Personally, due to the complexity of cloning many religious sources do not mention any specific teaching regarding the prohibition of cloning. Therefore almost all of the arguments for and against cloning are human interpretations of scriptures and religious books that mention aspects of God. Thus, religious views are highly subjective and so provide little ground to make a definitive choice to make cloning or not.

Finally, I had conducted some Primary Research on popular social media platform - Instagram. The purpose of this really was for me to see what other teenagers' opinions were on this topic.

Both questions received 57 completions each.

  • Question 1: How ethical do you believe cloning to be on a scale from 1 to 10?
  • Question 2: To what extent do they believe that cloning research should be encouraged?

For the 1st question the average was calculated to be 6.5, therefore showing that people generally thought that cloning was decently ethical and not something completely unethical.

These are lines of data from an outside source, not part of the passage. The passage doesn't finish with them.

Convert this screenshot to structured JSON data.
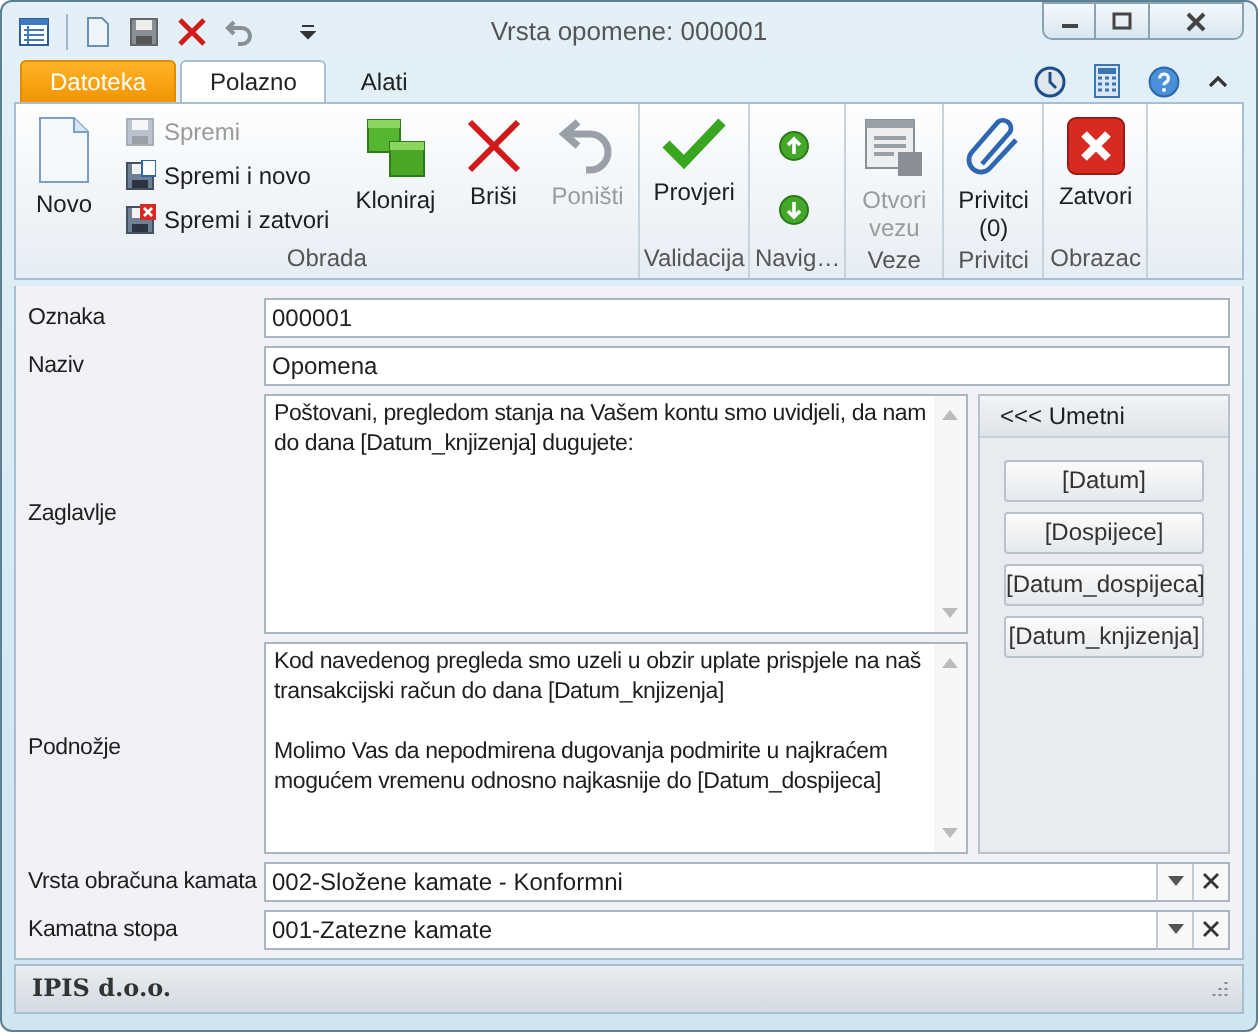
{
  "window": {
    "title": "Vrsta opomene: 000001"
  },
  "tabs": [
    {
      "label": "Datoteka",
      "kind": "file",
      "selected": false
    },
    {
      "label": "Polazno",
      "kind": "tab",
      "selected": true
    },
    {
      "label": "Alati",
      "kind": "tab",
      "selected": false
    }
  ],
  "ribbon": {
    "groups": [
      {
        "label": "Obrada",
        "items": [
          {
            "kind": "large",
            "label": "Novo",
            "disabled": false
          },
          {
            "kind": "stack",
            "buttons": [
              {
                "label": "Spremi",
                "disabled": true
              },
              {
                "label": "Spremi i novo",
                "disabled": false
              },
              {
                "label": "Spremi i zatvori",
                "disabled": false
              }
            ]
          },
          {
            "kind": "large",
            "label": "Kloniraj",
            "disabled": false
          },
          {
            "kind": "large",
            "label": "Briši",
            "disabled": false
          },
          {
            "kind": "large",
            "label": "Poništi",
            "disabled": true
          }
        ]
      },
      {
        "label": "Validacija",
        "items": [
          {
            "kind": "large",
            "label": "Provjeri",
            "disabled": false
          }
        ]
      },
      {
        "label": "Navig…",
        "items": [
          {
            "kind": "nav"
          }
        ]
      },
      {
        "label": "Veze",
        "items": [
          {
            "kind": "large",
            "label": "Otvori\nvezu",
            "disabled": true
          }
        ]
      },
      {
        "label": "Privitci",
        "items": [
          {
            "kind": "large",
            "label": "Privitci\n(0)",
            "disabled": false
          }
        ]
      },
      {
        "label": "Obrazac",
        "items": [
          {
            "kind": "large",
            "label": "Zatvori",
            "disabled": false
          }
        ]
      }
    ]
  },
  "form": {
    "fields": [
      {
        "kind": "text",
        "label": "Oznaka",
        "value": "000001"
      },
      {
        "kind": "text",
        "label": "Naziv",
        "value": "Opomena"
      },
      {
        "kind": "memo",
        "label": "Zaglavlje",
        "value": "Poštovani, pregledom stanja na Vašem kontu smo uvidjeli, da nam do dana [Datum_knjizenja] dugujete:"
      },
      {
        "kind": "memo",
        "label": "Podnožje",
        "value": "Kod navedenog pregleda smo uzeli u obzir uplate prispjele na naš transakcijski račun do dana [Datum_knjizenja]\n\nMolimo Vas da nepodmirena dugovanja podmirite u najkraćem mogućem vremenu odnosno najkasnije do [Datum_dospijeca]"
      },
      {
        "kind": "combo",
        "label": "Vrsta obračuna kamata",
        "value": "002-Složene kamate - Konformni"
      },
      {
        "kind": "combo",
        "label": "Kamatna stopa",
        "value": "001-Zatezne kamate"
      }
    ],
    "insert_panel": {
      "title": "<<< Umetni",
      "buttons": [
        "[Datum]",
        "[Dospijece]",
        "[Datum_dospijeca]",
        "[Datum_knjizenja]"
      ]
    }
  },
  "status_bar": {
    "text": "IPIS d.o.o."
  }
}
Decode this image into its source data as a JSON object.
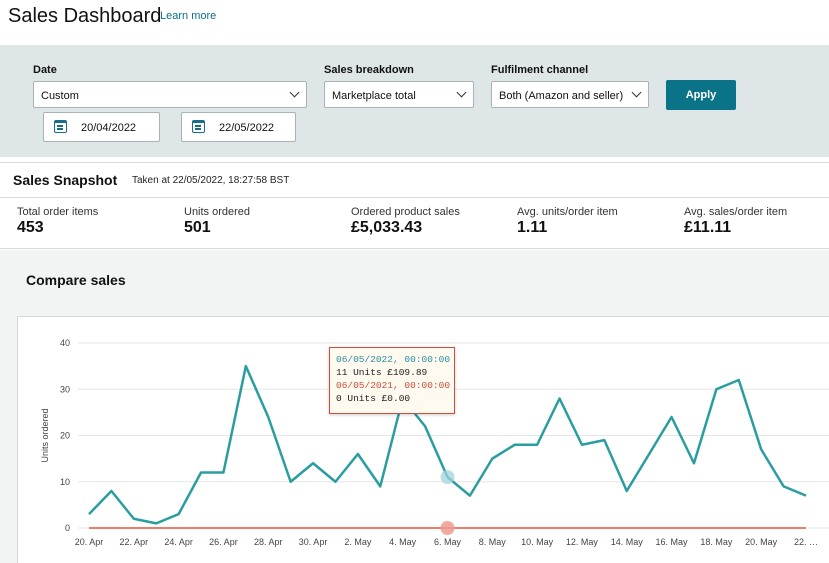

For the 2nd question, I gave 4 options: Strongly agree, Agree, Disagree, and Strongly Disagree. These were the results.

  • Strongly agree: 7
  • Agree: 38
  • Disagree: 6
  • Strongly Disagree: 6
  • Total: 57

It can be seen that the mode option was “Agree” therefore insinuating that most of the respondents were fine with encouraging cloning research but also understanding to not fully comply with cloning research as it does have some drawbacks.

35718750I conducted it based on the results from an online survey ‘SURVEY2001- and as you can see from both sets of results even if the 2nd was marginal, the mode votes for cloning research were ’Agree'

This shows that the community understand not only the power of this practice but also know that it is still not good enough for a majority strongly agree voting. (Bainbridge, W.S., 2003)

Cloning is extremely not only in its applications but also its issues for example the questions that arise such as when does life begin and whether the embryo has the same rights as a fully developed human being regarding Therapeutic cloning since it involves the destruction of embryos. In this case, I believe that in medical scenarios where the situation is life threatening or is affecting the lifestyle of a person greatly, it is acceptable to use Therapeutic cloning as a form of regenerative medicine. This is because it is said that it can act as a cure for genetic defects and can aid treatment of diabetes, neurodegenerative diseases and even cancer diagnosis. I agree with the general opinion of Islamic scholars (Dexter, H., 2021.) that therapeutic cloning should be implemented since, the widely agreed benefits outweigh the relatively minimal disadvantages such as the heavily disputed claim that life starts at conception. Hence, I will only oppose the practice of therapeutic cloning if there were to be stronger evidence that proved an embryo is equivalent to a human being. On the other hand, I firmly oppose the notion of encouraging use of reproductive cloning in any circumstance. Although, it may create potential happiness for couples unable to have a baby as the procedure allows them to have a cloned baby from an egg (donor) and a somatic cell. (Kass, L., Wilson, J.Q. and Wilson, J.K.) However, it must be, first, pointed out that the cloning technology has not yet been developed to an extent that would make possible to produce a healthy human individual by cloning and that happiness that could have been created for example a gay couple could possibly be ruined from their cloned child having new, undiscovered defects and diseases and so a low life expectancy. To get to that point itself, can be seen as extremely rare due to reproductive cloning on humans having not even been proven successful. Moreover, within Reproductive cloning there is the main drawback which is that it challenges personal identity and practically objectifies the clone as something not worthy of being an original human being. This could feed into current problems that are already at large such as: exploitation and slave labour as well as general human rights dilemmas such as voting. Consequently, I believe that reproductive cloning would only push forward a corrupt narrative in today's world therefore I am heavily against its use.